The EUR/USD pair had a fairly quiet session on Friday as the markets in general went back and forth. It seems that most traders simply were not interested in taking a lot of risk in the marketplace going into the weekend, as is often the case on a Friday. However, we can see that this market has sold off over the last couple of sessions in general, as the 1.35 level seems to be far too resistive at the moment.
This of course is exacerbated by the European Central Bank talking the value of the Euro down, and that the inflated price is starting to hurt the export market. Because of this, traders have been very skittish when it comes to owning the Euro, and as a result we have seen general weakness in this market.

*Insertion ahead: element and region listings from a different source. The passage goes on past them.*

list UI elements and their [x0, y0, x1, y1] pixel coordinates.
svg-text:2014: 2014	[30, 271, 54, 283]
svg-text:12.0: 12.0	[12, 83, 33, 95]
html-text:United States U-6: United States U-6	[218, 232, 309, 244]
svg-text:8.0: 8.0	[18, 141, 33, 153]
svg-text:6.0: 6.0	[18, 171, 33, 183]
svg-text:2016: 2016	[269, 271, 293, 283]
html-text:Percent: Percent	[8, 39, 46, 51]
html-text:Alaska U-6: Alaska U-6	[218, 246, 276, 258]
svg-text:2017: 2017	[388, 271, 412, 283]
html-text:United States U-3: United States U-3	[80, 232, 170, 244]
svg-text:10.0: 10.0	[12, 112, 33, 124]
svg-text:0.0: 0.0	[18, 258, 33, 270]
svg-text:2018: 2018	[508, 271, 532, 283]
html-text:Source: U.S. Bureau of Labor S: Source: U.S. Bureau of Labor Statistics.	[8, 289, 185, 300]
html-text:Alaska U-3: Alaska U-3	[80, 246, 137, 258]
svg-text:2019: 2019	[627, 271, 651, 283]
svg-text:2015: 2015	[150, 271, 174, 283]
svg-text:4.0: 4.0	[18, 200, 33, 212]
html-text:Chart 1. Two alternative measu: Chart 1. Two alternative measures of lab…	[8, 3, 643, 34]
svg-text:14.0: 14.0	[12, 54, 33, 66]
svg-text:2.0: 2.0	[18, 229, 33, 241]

However, when you look at this chart you can see that the decline hasn't necessarily been very steep. It is because of this that I believe this market will continue to go higher over the longer term. This is a pullback, and that's a good thing for those who would wish to own the Euro for the longer-term type of trade.
Several levels of support
The biggest problem I see with shorting this pair right now is the fact that there are several levels below that could be supportive. The first place that comes to mind is the 1.33 level that acted as support on Friday, followed by the 1.32 level and of course the 1.30 level. The 1.30 level is what I would consider to be the "floor" in this market right now as it is the largest round number in the vicinity.
The shape of the candle on Friday shows the indecision, and you can see quite a bit of noise between here and 1.32. In fact, I would be surprised to see this market go sideways rather than down. The next couple of sessions will be very important for the next couple of hundred pips, but in the long run I am still looking to buy supportive candles long as we can stay above the 1.30 level.